企業価値協会・武井則夫代表理事が語る「社会価値経営のすすめ」

多様化する価値観、インフレ、先が読みにくい経営環境の中でどこに向かえば良いのか。経営者の心の声が聴こえてきます。

【ずいひつ】ケップルグループ・神先孝裕代表取締役CEOが語る「スタートアップの成長を支える「セカンダリー市場」の形成を」

 世界の様々な動向の中で、経営の大テーマのひとつが「社会課題」です。以前より会社は「社会の公器」と言われる通り、事業は本来、人の役に立つ代行業として成り立ってきました。つまり、全ての会社に何らかの社会価値があります。

 現在、上場企業は株主からのESG圧力もあり、社会課題に取り組んで成果を出しています。また、スタートアップ企業は社会課題の解決を経営のど真ん中に据えてAIなどの最新技術を駆使して挑戦しています。しかし中堅中小企業ではこの動きがまだ弱い。

 私たちは企業の価値について数多く見る中で、中堅中小企業は、人材、技術、設備、人脈、信用などたくさんの誇るべきリソースを持っていることに気付かされました。そこでこの宝を軸として地元、業界、社員に関わる「身近な社会課題」に対象を絞り込むことで、周囲を幸福にする進化を起こすことが次の光明だと考えたのです。

 企業価値協会では、社会課題の解決を経営の中心軸に据えて本業を進化させる「社会価値経営」を掲げ、以下のステップで共に取り組んでいます。

 1 お客様や社会から求められる独自の価値の認識

 独自の価値=特徴的価値を抽出します(企業価値認定の取得)。特徴的価値は、自社が提供できて、他社が提供できなくて、お客様や社会が求める価値であり、多面的にできるだけ数値を使い明文化します。

 2 特徴的価値の中から社会課題に関わるものを抽出し社内外に広報

 既に社会課題解決に貢献している特徴的価値を抽出します。HPに公開すべき内容が多く、更に社内周知で社会価値経営の土壌づくりが進みます。

 3 本業の中身を進化させて新たな価値創出

 地域、お客様、サプライチェーン、社員に関わる社会課題を対象に仮説を立て、壁打ちを重ねます。結果的に売上、粗利益、コストに貢献するスキームを組み立てるのが肝です。これによって新商品・サービスの創出、商品改良、新技術、新規顧客や販路開拓、値上げ、新市場進出、仕入先や業務委託先の開拓、業務改善で間接費削減、ブランディング、新規開拓コスト・広告費・採用コストの抑制、有望な人材の採用など結果として様々な効果が複合的に生まれていきます。

 4 外部の知見、リソースを活用してもう一段進化

 解決したい社会課題に優れた知見を持つNPO、企業、団体、大学との提携で事業の広がりやレベルアップを促進しています。時間も短縮できる上、特徴的価値との相乗効果で事業の質も成功確率も高まります。
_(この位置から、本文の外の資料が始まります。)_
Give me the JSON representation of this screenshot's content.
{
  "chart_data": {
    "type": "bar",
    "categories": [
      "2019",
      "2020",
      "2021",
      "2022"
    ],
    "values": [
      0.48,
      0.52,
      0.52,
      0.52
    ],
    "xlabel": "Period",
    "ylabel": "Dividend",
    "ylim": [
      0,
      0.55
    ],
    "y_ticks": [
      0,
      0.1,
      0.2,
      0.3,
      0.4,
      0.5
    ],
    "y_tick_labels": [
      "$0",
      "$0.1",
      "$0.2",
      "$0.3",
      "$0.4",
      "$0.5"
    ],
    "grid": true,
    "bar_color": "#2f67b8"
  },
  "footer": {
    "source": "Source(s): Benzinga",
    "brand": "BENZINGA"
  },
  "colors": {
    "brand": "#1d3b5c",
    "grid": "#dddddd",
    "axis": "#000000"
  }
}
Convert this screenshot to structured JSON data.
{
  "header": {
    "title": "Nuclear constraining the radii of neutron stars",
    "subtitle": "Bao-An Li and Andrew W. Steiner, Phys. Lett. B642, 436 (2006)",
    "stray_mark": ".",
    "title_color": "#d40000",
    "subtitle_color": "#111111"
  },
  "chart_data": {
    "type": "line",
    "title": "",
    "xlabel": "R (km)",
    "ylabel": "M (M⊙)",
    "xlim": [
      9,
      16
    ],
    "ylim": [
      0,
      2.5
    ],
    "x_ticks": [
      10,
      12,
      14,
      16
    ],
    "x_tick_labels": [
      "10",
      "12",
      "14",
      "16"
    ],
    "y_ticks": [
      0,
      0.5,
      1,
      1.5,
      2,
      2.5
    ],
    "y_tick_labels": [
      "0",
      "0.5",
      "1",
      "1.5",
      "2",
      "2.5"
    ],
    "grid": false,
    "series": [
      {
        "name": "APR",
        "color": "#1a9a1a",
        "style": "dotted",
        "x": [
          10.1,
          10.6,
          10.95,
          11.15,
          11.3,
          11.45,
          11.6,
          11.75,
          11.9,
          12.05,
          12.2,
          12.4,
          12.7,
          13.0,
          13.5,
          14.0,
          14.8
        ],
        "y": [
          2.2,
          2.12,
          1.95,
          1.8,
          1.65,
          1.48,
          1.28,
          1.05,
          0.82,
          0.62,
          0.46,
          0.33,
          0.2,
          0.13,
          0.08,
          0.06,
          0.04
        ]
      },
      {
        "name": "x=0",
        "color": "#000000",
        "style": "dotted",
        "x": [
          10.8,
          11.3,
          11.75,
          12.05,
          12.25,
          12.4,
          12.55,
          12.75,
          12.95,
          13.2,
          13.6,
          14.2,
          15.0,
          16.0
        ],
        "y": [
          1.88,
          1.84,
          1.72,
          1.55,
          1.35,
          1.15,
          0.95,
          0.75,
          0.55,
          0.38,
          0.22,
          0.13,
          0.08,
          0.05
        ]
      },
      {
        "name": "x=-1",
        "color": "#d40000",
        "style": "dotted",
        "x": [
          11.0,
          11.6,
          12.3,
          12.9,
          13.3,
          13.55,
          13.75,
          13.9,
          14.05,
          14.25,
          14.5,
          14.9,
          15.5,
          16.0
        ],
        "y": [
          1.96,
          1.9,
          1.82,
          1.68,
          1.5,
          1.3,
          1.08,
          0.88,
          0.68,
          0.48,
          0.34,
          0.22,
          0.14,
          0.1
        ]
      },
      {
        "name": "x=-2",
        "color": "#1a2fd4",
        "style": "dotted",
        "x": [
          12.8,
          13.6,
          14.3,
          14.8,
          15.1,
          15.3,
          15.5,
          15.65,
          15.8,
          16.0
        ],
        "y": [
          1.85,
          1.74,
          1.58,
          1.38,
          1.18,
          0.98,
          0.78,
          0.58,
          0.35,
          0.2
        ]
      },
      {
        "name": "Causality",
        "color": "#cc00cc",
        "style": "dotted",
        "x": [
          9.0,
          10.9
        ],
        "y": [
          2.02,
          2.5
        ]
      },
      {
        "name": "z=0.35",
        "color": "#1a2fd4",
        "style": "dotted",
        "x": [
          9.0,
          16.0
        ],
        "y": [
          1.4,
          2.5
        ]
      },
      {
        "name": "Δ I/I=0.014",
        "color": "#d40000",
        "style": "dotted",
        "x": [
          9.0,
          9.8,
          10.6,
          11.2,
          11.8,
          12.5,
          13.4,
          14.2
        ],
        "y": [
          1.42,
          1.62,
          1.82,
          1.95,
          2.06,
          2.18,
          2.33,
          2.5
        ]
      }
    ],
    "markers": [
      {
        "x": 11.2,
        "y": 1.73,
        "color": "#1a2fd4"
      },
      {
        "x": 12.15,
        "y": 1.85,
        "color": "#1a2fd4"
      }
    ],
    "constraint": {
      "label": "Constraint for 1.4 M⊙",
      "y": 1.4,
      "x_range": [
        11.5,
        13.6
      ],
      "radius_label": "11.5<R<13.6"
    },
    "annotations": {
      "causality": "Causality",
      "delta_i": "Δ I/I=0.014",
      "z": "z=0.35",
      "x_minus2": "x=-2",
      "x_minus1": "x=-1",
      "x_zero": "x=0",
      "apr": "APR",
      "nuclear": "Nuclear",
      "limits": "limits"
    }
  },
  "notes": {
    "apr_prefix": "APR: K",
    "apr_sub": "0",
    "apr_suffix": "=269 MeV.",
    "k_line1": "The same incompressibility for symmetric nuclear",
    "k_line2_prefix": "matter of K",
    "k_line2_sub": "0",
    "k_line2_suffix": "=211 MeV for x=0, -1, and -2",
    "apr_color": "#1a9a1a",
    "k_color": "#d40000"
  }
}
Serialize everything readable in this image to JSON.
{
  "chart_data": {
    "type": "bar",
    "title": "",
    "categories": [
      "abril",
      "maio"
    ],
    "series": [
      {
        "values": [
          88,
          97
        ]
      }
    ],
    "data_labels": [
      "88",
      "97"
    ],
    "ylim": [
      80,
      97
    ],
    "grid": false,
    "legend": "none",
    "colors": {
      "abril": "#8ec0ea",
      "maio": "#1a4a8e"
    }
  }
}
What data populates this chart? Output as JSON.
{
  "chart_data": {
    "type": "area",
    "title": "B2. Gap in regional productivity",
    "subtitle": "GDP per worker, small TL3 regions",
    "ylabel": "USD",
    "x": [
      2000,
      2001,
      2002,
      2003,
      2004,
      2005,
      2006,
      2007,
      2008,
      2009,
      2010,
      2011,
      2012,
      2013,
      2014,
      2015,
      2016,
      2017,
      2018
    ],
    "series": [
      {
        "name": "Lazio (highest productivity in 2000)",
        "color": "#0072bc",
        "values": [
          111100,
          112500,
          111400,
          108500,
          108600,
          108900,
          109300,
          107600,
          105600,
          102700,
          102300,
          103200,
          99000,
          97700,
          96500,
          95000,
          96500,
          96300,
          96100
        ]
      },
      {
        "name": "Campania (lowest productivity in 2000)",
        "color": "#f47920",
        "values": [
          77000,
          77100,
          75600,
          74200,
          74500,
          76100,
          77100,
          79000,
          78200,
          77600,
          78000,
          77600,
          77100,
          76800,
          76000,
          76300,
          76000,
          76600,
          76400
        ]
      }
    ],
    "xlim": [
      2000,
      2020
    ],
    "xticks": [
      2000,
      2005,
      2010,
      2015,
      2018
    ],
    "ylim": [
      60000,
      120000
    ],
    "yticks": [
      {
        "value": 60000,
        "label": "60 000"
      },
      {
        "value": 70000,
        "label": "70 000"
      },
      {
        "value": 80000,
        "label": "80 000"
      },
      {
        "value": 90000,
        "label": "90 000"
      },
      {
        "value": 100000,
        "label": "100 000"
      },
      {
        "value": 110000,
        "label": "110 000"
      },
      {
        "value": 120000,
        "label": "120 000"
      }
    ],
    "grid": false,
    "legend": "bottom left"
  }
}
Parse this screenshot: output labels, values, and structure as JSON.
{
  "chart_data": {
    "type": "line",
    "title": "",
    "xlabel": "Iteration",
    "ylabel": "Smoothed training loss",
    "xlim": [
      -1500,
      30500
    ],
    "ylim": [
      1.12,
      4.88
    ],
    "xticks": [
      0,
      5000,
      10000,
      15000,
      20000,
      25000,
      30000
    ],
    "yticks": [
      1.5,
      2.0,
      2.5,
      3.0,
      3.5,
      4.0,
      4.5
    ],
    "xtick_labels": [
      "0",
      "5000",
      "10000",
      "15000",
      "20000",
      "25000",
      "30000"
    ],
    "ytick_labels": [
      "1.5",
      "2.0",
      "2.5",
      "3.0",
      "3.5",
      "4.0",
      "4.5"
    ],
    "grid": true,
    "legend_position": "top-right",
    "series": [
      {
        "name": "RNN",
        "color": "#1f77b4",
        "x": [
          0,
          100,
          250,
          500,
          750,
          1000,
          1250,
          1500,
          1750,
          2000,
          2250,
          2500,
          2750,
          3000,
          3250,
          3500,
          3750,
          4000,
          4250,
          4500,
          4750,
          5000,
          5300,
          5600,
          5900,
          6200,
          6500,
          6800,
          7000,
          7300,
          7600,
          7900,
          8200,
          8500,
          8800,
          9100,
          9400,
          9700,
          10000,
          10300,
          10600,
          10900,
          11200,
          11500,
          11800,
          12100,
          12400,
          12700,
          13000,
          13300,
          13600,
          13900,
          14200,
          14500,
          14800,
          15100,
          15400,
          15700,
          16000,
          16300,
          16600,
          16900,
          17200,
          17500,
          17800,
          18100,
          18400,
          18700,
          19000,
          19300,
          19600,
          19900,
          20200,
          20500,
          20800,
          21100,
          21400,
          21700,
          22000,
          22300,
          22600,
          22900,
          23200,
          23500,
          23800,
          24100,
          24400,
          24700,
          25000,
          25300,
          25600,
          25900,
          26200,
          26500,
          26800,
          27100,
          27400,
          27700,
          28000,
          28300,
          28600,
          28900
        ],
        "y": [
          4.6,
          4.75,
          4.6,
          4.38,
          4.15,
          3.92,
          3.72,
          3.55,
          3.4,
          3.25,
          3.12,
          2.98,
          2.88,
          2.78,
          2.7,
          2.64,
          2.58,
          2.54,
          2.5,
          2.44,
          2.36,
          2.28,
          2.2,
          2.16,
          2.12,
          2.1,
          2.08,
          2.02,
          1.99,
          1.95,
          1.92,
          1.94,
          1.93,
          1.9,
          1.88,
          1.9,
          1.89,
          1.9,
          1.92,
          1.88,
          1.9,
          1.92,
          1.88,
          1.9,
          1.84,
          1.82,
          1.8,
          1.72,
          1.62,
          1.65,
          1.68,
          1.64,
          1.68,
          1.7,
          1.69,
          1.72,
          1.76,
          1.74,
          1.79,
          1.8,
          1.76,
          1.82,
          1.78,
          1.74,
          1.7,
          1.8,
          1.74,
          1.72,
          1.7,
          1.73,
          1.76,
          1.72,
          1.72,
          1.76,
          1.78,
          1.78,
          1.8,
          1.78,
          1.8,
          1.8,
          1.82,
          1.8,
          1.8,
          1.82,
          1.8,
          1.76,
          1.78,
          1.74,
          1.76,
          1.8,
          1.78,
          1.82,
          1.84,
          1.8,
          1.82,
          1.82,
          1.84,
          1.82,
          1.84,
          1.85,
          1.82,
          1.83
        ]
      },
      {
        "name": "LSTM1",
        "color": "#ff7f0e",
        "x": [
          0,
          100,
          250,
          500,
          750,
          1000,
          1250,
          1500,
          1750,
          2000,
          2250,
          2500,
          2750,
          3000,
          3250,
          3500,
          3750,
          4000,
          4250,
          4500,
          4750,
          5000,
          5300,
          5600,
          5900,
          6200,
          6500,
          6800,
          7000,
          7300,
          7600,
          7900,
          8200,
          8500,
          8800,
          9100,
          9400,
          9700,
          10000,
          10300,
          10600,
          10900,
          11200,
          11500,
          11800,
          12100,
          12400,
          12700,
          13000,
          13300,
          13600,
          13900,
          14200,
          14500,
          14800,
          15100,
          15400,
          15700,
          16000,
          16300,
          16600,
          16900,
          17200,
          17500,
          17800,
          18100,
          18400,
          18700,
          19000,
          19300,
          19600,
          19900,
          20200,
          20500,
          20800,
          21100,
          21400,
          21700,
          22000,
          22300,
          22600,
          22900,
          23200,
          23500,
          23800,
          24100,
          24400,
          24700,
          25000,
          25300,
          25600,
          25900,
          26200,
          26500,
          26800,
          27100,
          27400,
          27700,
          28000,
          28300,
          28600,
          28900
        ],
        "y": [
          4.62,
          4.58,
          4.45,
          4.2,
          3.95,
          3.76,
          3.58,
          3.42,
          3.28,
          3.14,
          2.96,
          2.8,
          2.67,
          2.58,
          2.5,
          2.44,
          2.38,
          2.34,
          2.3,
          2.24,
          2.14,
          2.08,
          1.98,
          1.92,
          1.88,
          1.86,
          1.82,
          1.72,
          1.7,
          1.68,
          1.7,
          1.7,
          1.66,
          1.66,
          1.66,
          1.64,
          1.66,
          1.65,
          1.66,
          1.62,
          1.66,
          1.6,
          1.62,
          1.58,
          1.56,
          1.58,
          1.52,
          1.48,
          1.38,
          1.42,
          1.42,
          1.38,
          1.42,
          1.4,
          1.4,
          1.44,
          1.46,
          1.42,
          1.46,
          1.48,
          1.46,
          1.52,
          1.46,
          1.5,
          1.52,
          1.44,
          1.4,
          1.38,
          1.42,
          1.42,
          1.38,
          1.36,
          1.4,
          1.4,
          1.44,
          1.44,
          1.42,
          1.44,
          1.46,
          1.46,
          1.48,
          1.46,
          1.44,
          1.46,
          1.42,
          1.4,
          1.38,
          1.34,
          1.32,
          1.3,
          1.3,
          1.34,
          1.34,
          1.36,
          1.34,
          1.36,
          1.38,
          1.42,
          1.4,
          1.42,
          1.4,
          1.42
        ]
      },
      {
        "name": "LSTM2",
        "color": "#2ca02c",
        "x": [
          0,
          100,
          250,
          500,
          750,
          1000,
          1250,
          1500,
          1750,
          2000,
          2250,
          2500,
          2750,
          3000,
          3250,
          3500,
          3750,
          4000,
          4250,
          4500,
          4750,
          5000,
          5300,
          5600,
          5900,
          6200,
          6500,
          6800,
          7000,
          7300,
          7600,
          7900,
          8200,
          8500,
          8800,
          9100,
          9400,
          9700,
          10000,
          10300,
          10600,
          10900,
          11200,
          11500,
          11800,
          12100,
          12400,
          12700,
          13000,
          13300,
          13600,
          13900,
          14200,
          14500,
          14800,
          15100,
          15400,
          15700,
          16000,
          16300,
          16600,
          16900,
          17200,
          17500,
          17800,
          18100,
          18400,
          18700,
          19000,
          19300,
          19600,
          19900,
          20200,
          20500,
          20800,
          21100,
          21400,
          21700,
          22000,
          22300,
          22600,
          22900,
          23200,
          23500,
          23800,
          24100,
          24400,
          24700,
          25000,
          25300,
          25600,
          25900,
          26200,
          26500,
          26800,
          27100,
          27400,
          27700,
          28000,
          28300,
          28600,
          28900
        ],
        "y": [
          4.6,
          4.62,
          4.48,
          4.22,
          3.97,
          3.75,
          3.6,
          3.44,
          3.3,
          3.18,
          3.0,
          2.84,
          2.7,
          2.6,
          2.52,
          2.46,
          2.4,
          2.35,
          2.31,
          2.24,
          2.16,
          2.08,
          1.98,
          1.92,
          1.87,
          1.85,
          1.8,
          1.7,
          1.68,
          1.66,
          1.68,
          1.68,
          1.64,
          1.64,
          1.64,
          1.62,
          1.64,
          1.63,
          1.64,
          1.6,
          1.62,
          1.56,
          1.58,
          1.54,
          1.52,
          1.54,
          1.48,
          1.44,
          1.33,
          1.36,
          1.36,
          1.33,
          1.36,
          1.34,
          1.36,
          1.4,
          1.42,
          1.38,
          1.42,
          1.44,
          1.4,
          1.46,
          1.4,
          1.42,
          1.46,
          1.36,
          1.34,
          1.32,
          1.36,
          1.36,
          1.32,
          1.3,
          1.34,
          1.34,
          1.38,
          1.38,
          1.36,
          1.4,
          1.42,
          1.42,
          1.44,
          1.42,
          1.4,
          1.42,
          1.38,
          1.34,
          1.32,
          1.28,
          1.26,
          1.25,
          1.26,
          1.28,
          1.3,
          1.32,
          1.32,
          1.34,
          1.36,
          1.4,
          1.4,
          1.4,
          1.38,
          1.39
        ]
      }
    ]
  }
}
 5 社会課題への取り組みが中心軸となり価値を高め続ける社会価値経営へ

 社会課題を意識することが当たり前という社風となり、経営判断の大きな基準となっています。この状態になるとお客様も情報も人材もコラボの話も、そして資金までもが自然と集まってくる磁石のような会社となり、好循環が回っていきます。

 このように周りから自社にベクトルが集まってくる状態こそが、社会から応援される会社の証であり、日本中の会社にこうなって欲しいのです。そして、このような誇り高き魅力企業が増えることが、日本の特徴的価値となり世界から注目されると確信しています。